Ted Kluck has written and collaborated on a number of books, but his name isn’t on the book I heard him recommend last month and consequently purchased. That book comes from Ted’s media empire, Gut Check Press. It’s re:raptured by Committee (link updated with new edition). Exactly who wrote it is being withheld, no doubt pending Congressional subpoena, but I think Ted had a hand in it. Maybe even a foot.
The story begins with a young Episcopal priest getting his lights dashed by Tim Van Shrimpy, “Bible Scholar.” The reason Van Shrimpy is rampaging around beating up people is still unclear to me, but realism was sold out when this tale was typed up. Ted Strongbow is a football superstar with few real skills (wait, is this part straight-up parody of actual people?). Rev. Lewis Ironsides has written the book Exactly How to Look and Exactly What to Say If You Want to Marry My Daughter Carol-Anne, which, he says, isn’t exactly arranging her marriage, but it’s a hot item among controlling homeschool moms with eligible sons.
It takes place in a world that has The Honorable Philip Yancey Hospital housed within the Dynex/Lifeway/Excellence in Christian Publishing Kilometer High Stadium, home to the Denver Values football team (Strongbow’s team). The story takes up a whole handful of characters in short, often choppy, scenes that flow together just like the end-times thrillers it intends to skewer. What is bringing all these people together? Their loyalty of dispensational end-times teaching and the belief that they need to be in place before the rapture occurs. But are they mobilizing to be in place to usher in or ward off the rapture?
Speaking of blowing things out of proportion. If it were a movie there would be a rotating camera shot above the gnarled oak room table in the compound of one Jim Townsend at which (table) two men — Townsend and Ironsides — appear to be deadlocked in a game of “Settlers of Catan” which is a popular board game in Evangelical circles but is also the way that Townsend and Ironsides are planning for the future of the state of Nebraska. By basing the future of the state on the board game, Townsend and Ironsides figure (somewhat logically, if you can believe it) that life will be like the game meaning that life will be “hours of fun for the whole family” meaning that building fires and threshing wheat and trying to raise livestock will be an “enjoyable game of strategy and chance” rather than the drudgery that it actually is.

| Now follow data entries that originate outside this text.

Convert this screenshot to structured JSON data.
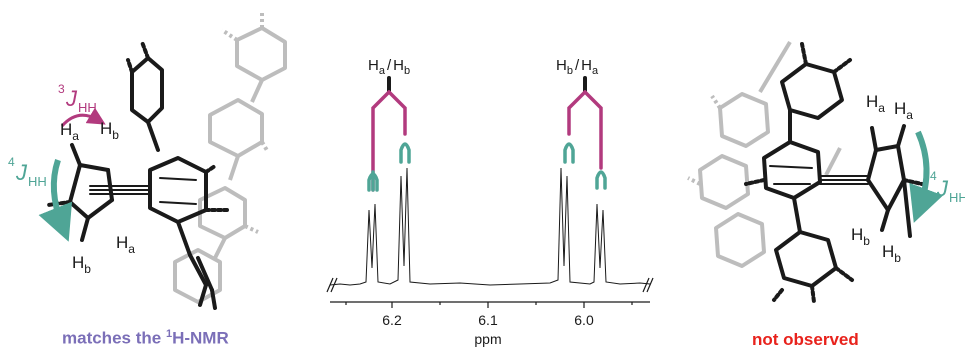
{
  "colors": {
    "coupling_4j": "#4fa596",
    "coupling_3j": "#b23a7e",
    "match_caption": "#7b6fb8",
    "not_observed_caption": "#e8221c",
    "molecule_dark": "#1a1a1a",
    "molecule_faded": "#b8b8b8"
  },
  "left_structure": {
    "j3_label": {
      "sup": "3",
      "main": "J",
      "sub": "HH"
    },
    "j4_label": {
      "sup": "4",
      "main": "J",
      "sub": "HH"
    },
    "h_labels": [
      {
        "main": "H",
        "sub": "a"
      },
      {
        "main": "H",
        "sub": "b"
      },
      {
        "main": "H",
        "sub": "a"
      },
      {
        "main": "H",
        "sub": "b"
      }
    ],
    "caption": {
      "prefix": "matches the ",
      "sup": "1",
      "suffix": "H-NMR"
    }
  },
  "nmr_spectrum": {
    "axis_label": "ppm",
    "ticks": [
      "6.2",
      "6.1",
      "6.0"
    ],
    "peak_labels_left": {
      "first": "H",
      "first_sub": "a",
      "sep": "/",
      "second": "H",
      "second_sub": "b"
    },
    "peak_labels_right": {
      "first": "H",
      "first_sub": "b",
      "sep": "/",
      "second": "H",
      "second_sub": "a"
    }
  },
  "right_structure": {
    "j4_label": {
      "sup": "4",
      "main": "J",
      "sub": "HH"
    },
    "h_labels": [
      {
        "main": "H",
        "sub": "a"
      },
      {
        "main": "H",
        "sub": "a"
      },
      {
        "main": "H",
        "sub": "b"
      },
      {
        "main": "H",
        "sub": "b"
      }
    ],
    "caption": "not observed"
  }
}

All of this may lead you to think this is a humorous, perhaps harsh, criticism of dispensationalism, but I assure you it’s only a light poke in the ribs. Look at me. I have my serious face on when I say this is a very silly book. The closest line you get to deep theology is this internal question from one character: “If you’ve already missed the dead being raptured and then you die during the main rapture, is it possible to fall through the cracks?” This book can’t even take itself seriously much less present a serious theological thought, so don’t worry about coming across any real jabs at pretribulationism and related theology.
Re:raptured is pretty funny, but it’s unpolished enough to make me wonder if certain quirks are subtle jokes or actual mistakes. And there appear to be large mound of inside jokes, some of which I assume would be understood by readers with theology education or readers of end-times thrillers. All of the jokes are constant and irreverent but clean. The only ones that got old for me were about the dwarf. (Note to Committee: the dwarf/short/midget jokes were lame by the second page.)